Bir sufi yolculuğa çıkmıştı. Yol üzerindeki tekkede mola verdi. Eşeğini hizmetliye bıraktı ve sofranın başına oturdu. Diğer yolcularla beraber koyu bir sohbete daldı. Bir zaman sonra hayvanı aklına geldi. Hizmetliye, ahıra git eşeğe saman ve arpa ver, dedi. Hizmetli, lahavle bu zaten benim işim, bilirim, diye cevap verdi. Ama sufi sözlerine aralıksız devam etti. Önce arpayı ıslat. Sonra semerini çöz. Sırtına ilaç sür. Suyunu ver ama ılık olsun. Arpaya az saman karıştır. Yerini süpür, taş toprak kalmasın, ıslaksa biraz kuru toprak serp. Sufi soluksuz bunları sıralarken arada bir hizmetli sadece 'lahavle, bu benim işim, tamam ayıp oluyor ama, gibi sözler sıkıştırıyordu. Sufinin sözü bitti. Hizmetli de işini yapmak için ayrıldı ama tabi ahıra hiç gitmedi. Diğer hizmetlilerin yanına gidip, sufinin sözlerini tekrarladı ve onunla alay etti.
Sufi uykuya daldı. Rüyasında eşeğine bir kurt saldırıyor ve onu parçalıyordu. Lahavle diyerek uyandı. Ter içinde kalmıştı. Sonra yeniden güç bela uykuya daldı. Bu sefer de eşeğini kuyuya düşürüyor, çukurlara yuvarlıyordu. Yine nefes nefese uyandı.
Zavallı eşek maalesef öyle bir haldeydi ki, semeri kaymıştı, sırtı yara içindeydi.
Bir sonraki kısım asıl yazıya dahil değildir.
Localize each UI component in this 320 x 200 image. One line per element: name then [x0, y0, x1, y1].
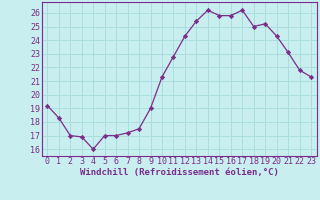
X-axis label: Windchill (Refroidissement éolien,°C): Windchill (Refroidissement éolien,°C) [80, 168, 279, 177]
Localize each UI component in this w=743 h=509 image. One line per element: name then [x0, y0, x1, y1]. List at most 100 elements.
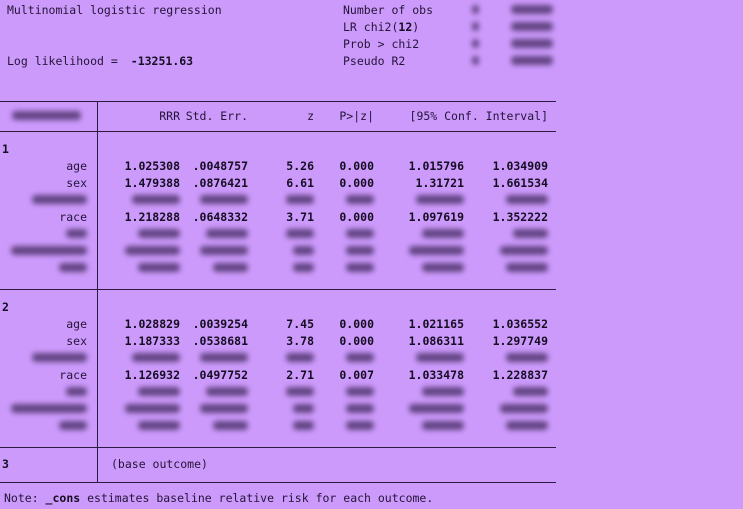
- redacted-blob: [513, 387, 548, 396]
- outcome-section: 3 (base outcome): [0, 448, 556, 482]
- row-values: 1.479388 .0876421 6.61 0.000 1.31721 1.661534: [97, 175, 556, 192]
- z-value: 7.45: [286, 317, 314, 331]
- redacted-blob: [506, 421, 548, 430]
- redacted-blob: [199, 195, 248, 204]
- redacted-blob: [408, 404, 464, 413]
- z-value-redacted: [248, 418, 314, 435]
- redacted-blob: [346, 246, 374, 255]
- lo-value-redacted: [374, 418, 464, 435]
- p-value-redacted: [314, 192, 374, 209]
- redacted-blob: [199, 353, 248, 362]
- redacted-blob: [346, 404, 374, 413]
- redacted-blob: [206, 387, 248, 396]
- hi-value-redacted: [464, 226, 548, 243]
- hi-value: 1.661534: [492, 176, 548, 190]
- rrr-value-redacted: [97, 418, 180, 435]
- redacted-blob: [138, 229, 180, 238]
- hi-value: 1.036552: [492, 317, 548, 331]
- redacted-blob: [472, 22, 479, 31]
- stat-row: Pseudo R2: [343, 53, 556, 70]
- stat-value-redacted: [511, 53, 553, 70]
- outcome-label: 2: [2, 300, 9, 314]
- z-value: 3.78: [286, 334, 314, 348]
- lo-value: 1.31721: [415, 176, 464, 190]
- p-value: 0.000: [339, 176, 374, 190]
- col-header-p-value: P>|z|: [339, 109, 374, 123]
- p-value-redacted: [314, 350, 374, 367]
- section-rule: [0, 289, 556, 290]
- row-values: 1.187333 .0538681 3.78 0.000 1.086311 1.29774…: [97, 333, 556, 350]
- se-value-redacted: [180, 384, 248, 401]
- redacted-blob: [286, 353, 314, 362]
- redacted-blob: [286, 229, 314, 238]
- stat-row: Number of obs: [343, 2, 556, 19]
- lo-value-redacted: [374, 260, 464, 277]
- redacted-blob: [12, 111, 82, 120]
- row-values: [97, 418, 556, 435]
- redacted-blob: [472, 5, 479, 14]
- se-value: .0048757: [192, 159, 248, 173]
- table-row: sex 1.187333 .0538681 3.78 0.000 1.086311 1.29…: [0, 333, 556, 350]
- stat-value-redacted: [511, 19, 553, 36]
- z-value: 2.71: [286, 368, 314, 382]
- note-suffix: estimates baseline relative risk for eac…: [80, 491, 434, 505]
- table-top-rule: [0, 101, 556, 102]
- p-value: 0.000: [339, 334, 374, 348]
- z-value: 6.61: [286, 176, 314, 190]
- stat-label: Prob > chi2: [343, 37, 420, 51]
- variable-label-redacted: [0, 350, 97, 367]
- model-stats: Number of obs LR chi2(12) Prob > chi2 Pseud…: [343, 2, 556, 70]
- row-values: 1.025308 .0048757 5.26 0.000 1.015796 1.03490…: [97, 158, 556, 175]
- redacted-blob: [408, 246, 464, 255]
- row-values: [97, 226, 556, 243]
- variable-label-redacted: [0, 260, 97, 277]
- variable-label: age: [66, 317, 87, 331]
- outcome-row: 2: [0, 299, 556, 316]
- redacted-blob: [286, 195, 314, 204]
- table-row: [0, 350, 556, 367]
- z-value-redacted: [248, 192, 314, 209]
- header-bottom-rule: [0, 131, 556, 132]
- redacted-blob: [59, 421, 87, 430]
- col-header-conf-interval: [95% Conf. Interval]: [409, 109, 548, 123]
- z-value-redacted: [248, 260, 314, 277]
- rrr-value-redacted: [97, 350, 180, 367]
- stat-equals-redacted: [472, 19, 479, 36]
- redacted-blob: [10, 404, 87, 413]
- row-values: 1.028829 .0039254 7.45 0.000 1.021165 1.03655…: [97, 316, 556, 333]
- variable-label: race: [59, 368, 87, 382]
- table-row: [0, 192, 556, 209]
- lo-value: 1.033478: [408, 368, 464, 382]
- redacted-blob: [511, 5, 553, 14]
- variable-label-redacted: [0, 226, 97, 243]
- se-value-redacted: [180, 418, 248, 435]
- p-value: 0.000: [339, 159, 374, 173]
- rrr-value: 1.028829: [124, 317, 180, 331]
- z-value: 5.26: [286, 159, 314, 173]
- p-value: 0.000: [339, 317, 374, 331]
- se-value-redacted: [180, 401, 248, 418]
- redacted-blob: [206, 229, 248, 238]
- redacted-blob: [506, 195, 548, 204]
- table-row: [0, 243, 556, 260]
- se-value: .0497752: [192, 368, 248, 382]
- se-value: .0876421: [192, 176, 248, 190]
- col-header-std-err: Std. Err.: [185, 109, 248, 123]
- p-value: 0.000: [339, 210, 374, 224]
- lo-value: 1.097619: [408, 210, 464, 224]
- model-title: Multinomial logistic regression: [7, 3, 222, 17]
- se-value: .0648332: [192, 210, 248, 224]
- redacted-blob: [511, 56, 553, 65]
- variable-label: sex: [66, 334, 87, 348]
- table-row: race 1.126932 .0497752 2.71 0.007 1.033478 1.2…: [0, 367, 556, 384]
- lo-value: 1.086311: [408, 334, 464, 348]
- table-row: age 1.025308 .0048757 5.26 0.000 1.015796 1.03…: [0, 158, 556, 175]
- row-values: [97, 260, 556, 277]
- col-header-z: z: [307, 109, 314, 123]
- redacted-blob: [31, 353, 87, 362]
- stat-equals-redacted: [472, 53, 479, 70]
- se-value: .0538681: [192, 334, 248, 348]
- redacted-blob: [59, 263, 87, 272]
- se-value-redacted: [180, 192, 248, 209]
Açlıktan ve susuzlıktan can çekişmekteydi. Hizmetli, sufi gelmeden hemen gelip semerini düzeltti, ayağa kaldırdı ve güzelce bakmış gibi eşeği hazırlayıp sufiye teslim etti. Sufi eşeğine binip yola koyuldu. Yolda hayvancağız sürekli düşüyordu. Kaldırıyorlar o gene düşüyordu. Hasta sanıyorlardı. Eee geceleyin tek azığı lahavle olan eşek ancak bu durumda olabilirdi.
Dost gözüküp, ehil gözüküp sürekli lahavle diyenden hayır gelmez. Şeytan fikirli insanların, dost yüzlü düşmanların ağzından çıkan lahavleye kanma yoksa tepetaklak düşersin.
*La Havle, kişinin sabrı zorlandığında ya da tükendiğinde söylediği bir sözcüktür. Anlamı güç ve kudret sadece Allahındır, demektir.